Closed slayoo closed 5 years ago

slayoo commented 5 years ago

Migrated from: https://sourceforge.net/p/blitz/bugs/35/

The following code:

#include <blitz/array.h>
using namespace blitz;
int main()
{
Array<float, 3> arr(Range(0,10));
arr = quiet_NaN(float(0));
std::cout << "min: " << min(arr) << std::endl;
std::cout << "max: " << max(arr) << std::endl;
}

... gives the following output:

$ ./a.out
min: 3.40282e+38
max: -3.40282e+38

... which is (arguably) kind of non-intuitive.

In particular, an assertion using isnan(min()) or finite(min()) would not detect presence of NaNs, which is yet more non-intuitive

Patrik's comment from the mailing list:

Yeah, that's suboptimal. NaN isn't greater or less than anything, so the initial value never gets replaced in the reduction. We can't just check if the result is huge, because the result COULD actually be huge. We'd need a separate comparison against NaN for all elements (but only for T_numtypes that actually have NaN.)

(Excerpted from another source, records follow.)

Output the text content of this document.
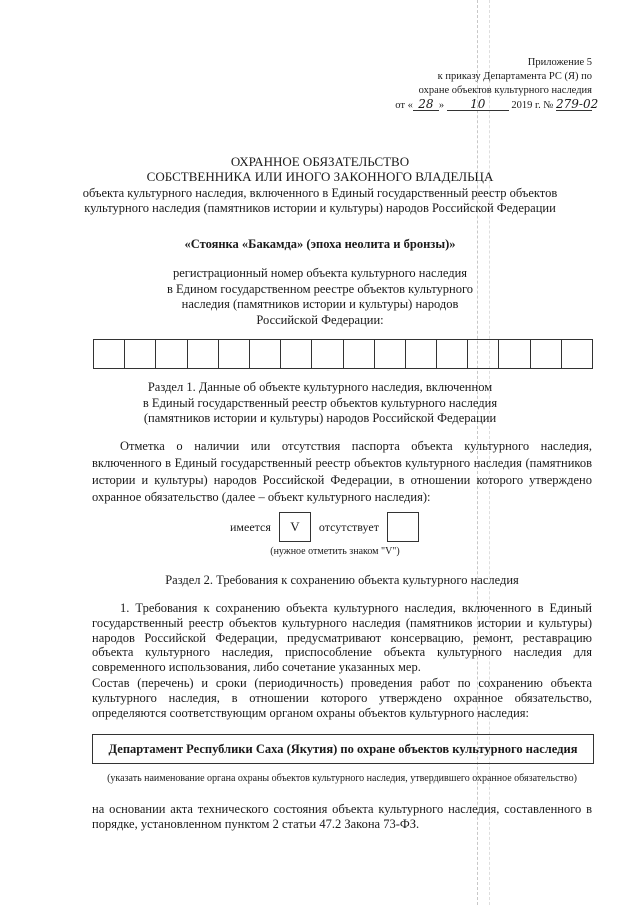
Приложение 5
к приказу Департамента РС (Я) по
охране объектов культурного наследия
от « 28 » 10 2019 г. № 279-02
ОХРАННОЕ ОБЯЗАТЕЛЬСТВО
СОБСТВЕННИКА ИЛИ ИНОГО ЗАКОННОГО ВЛАДЕЛЬЦА
объекта культурного наследия, включенного в Единый государственный реестр объектов
культурного наследия (памятников истории и культуры) народов Российской Федерации
«Стоянка «Бакамда» (эпоха неолита и бронзы)»
регистрационный номер объекта культурного наследия
в Едином государственном реестре объектов культурного
наследия (памятников истории и культуры) народов
Российской Федерации:
Раздел 1. Данные об объекте культурного наследия, включенном
в Единый государственный реестр объектов культурного наследия
(памятников истории и культуры) народов Российской Федерации
Отметка о наличии или отсутствия паспорта объекта культурного наследия, включенного в Единый государственный реестр объектов культурного наследия (памятников истории и культуры) народов Российской Федерации, в отношении которого утверждено охранное обязательство (далее – объект культурного наследия):
имеется	V	отсутствует
(нужное отметить знаком "V")
Раздел 2. Требования к сохранению объекта культурного наследия
1. Требования к сохранению объекта культурного наследия, включенного в Единый государственный реестр объектов культурного наследия (памятников истории и культуры) народов Российской Федерации, предусматривают консервацию, ремонт, реставрацию объекта культурного наследия, приспособление объекта культурного наследия для современного использования, либо сочетание указанных мер.
Состав (перечень) и сроки (периодичность) проведения работ по сохранению объекта культурного наследия, в отношении которого утверждено охранное обязательство, определяются соответствующим органом охраны объектов культурного наследия:
Департамент Республики Саха (Якутия) по охране объектов культурного наследия
(указать наименование органа охраны объектов культурного наследия, утвердившего охранное обязательство)
на основании акта технического состояния объекта культурного наследия, составленного в порядке, установленном пунктом 2 статьи 47.2 Закона 73-ФЗ.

However, that would change the existing behavior which (I assume) says that min([ 1 2 3 NaN]) is 1 and not NaN. What's the desired behavior here. It seems reasonable to have the NaN always be captured in the reduction.

Initializing the min/max reductions with the first value as opposed to with huge/neghuge should take care of this. However, I'm having difficulties making that change without breaking stuff.

citibeth commented 5 years ago

This is not a bug, it is a "feature" of the IEEE 754 floating point standard.